In this lesson, we are going to demonstrate how to create bar plots using ggplot/Plotnine.

  Watch It: Video - Box Plots (6:24 minutes)

Click here for a transcript.

Hello. Welcome back. In this video we're going to continue to talk about how we can create visualizations in Python using Plot9 or ggplot. And in particular we're going to focus on box plots in this video. All right, so we are back in the same visualization Colab file. We've had our libraries continuing to use Plot9. We have our data that we went through in the first video to clean up and rename a number of columns, and now we're going to get into box plots. And now once again, we're using ggplot. And I'm going to create these parentheses so I can enter down between options. So, we start off with what we do for every ggplot object, and so we start off with ggplot survey, and then we have some kind of geom. And here our geom is going to be box plot. And then we need to have our aes. And so, the box plots in ggplot are a little bit different than some other box plots, or some other plots, they do require both an X and a Y variable to be put within our aes parentheses. However, you can just state a single value, such as 0 for the x-axis. And then here we need a quantitative variable for the y-axis, which we will use for credits. And then outside of the aes, we can add a fill. And let's just fill this one with pink. So, we can run this, and we can see this box plot.

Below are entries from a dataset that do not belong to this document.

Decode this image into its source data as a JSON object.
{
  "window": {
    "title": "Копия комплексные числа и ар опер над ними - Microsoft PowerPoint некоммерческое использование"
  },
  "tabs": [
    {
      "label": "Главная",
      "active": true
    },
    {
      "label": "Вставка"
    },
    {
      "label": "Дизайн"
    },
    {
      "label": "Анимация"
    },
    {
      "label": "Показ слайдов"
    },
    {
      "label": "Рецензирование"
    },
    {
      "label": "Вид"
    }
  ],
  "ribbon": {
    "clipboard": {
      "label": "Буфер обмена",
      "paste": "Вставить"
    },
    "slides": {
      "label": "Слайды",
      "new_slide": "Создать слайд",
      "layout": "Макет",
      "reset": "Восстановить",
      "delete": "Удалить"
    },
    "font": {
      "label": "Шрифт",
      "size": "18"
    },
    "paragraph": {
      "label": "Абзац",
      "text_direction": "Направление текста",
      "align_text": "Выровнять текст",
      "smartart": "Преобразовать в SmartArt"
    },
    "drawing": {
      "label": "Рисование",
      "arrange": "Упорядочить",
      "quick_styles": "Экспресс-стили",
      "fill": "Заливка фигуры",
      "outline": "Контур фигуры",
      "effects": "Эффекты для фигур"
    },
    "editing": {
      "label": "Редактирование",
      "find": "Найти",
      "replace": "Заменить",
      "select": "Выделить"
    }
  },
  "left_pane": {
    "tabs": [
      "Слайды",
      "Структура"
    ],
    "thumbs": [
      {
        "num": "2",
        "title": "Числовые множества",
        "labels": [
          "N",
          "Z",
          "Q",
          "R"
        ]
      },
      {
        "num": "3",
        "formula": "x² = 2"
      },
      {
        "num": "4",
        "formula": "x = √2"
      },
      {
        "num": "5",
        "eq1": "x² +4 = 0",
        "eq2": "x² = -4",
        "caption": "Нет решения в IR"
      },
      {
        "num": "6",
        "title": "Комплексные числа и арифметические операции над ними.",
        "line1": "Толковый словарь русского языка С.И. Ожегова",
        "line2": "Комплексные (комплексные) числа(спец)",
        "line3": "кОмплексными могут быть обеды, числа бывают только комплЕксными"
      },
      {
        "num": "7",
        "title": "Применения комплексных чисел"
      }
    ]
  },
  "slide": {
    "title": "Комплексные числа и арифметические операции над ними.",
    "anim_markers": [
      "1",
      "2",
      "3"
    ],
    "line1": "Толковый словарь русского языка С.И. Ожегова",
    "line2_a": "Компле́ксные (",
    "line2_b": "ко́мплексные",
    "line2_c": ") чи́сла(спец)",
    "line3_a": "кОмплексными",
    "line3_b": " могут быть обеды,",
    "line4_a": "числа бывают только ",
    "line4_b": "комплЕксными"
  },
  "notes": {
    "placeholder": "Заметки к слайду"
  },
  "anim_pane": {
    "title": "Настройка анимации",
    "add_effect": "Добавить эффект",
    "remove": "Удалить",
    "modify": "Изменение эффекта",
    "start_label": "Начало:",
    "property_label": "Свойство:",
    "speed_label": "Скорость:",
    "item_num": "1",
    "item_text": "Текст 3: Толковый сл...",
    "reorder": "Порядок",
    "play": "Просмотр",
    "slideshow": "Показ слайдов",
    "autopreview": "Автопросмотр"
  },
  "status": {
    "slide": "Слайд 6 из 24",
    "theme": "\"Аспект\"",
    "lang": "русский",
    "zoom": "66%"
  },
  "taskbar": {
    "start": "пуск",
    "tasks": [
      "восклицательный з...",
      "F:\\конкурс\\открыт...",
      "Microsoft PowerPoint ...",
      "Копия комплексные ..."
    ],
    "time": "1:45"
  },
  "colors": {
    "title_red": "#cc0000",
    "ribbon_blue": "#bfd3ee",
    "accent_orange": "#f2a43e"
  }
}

And so, we've got credits and we can use this, we can see where our median is, where our first and third quartile is, as well as the min and max. But we've got this sort of weird x-axis that isn't necessarily the best to include, because it has nothing to do with the data itself. And so, if we wanted to change that, we would need to work with a function called theme. And within theme, you can use this to do about anything. You can change legends, you can change text, you can change the background. Here, we're going to be using it to remove the x-axis label, the x-axis text, and the tick marks. So, we'll start off with the title. So, we can say axis_title_x. And so, here we can add any number of things. We can change it. But what I'm going to do is say element_blank. This will just say the x-axis title, make it blank.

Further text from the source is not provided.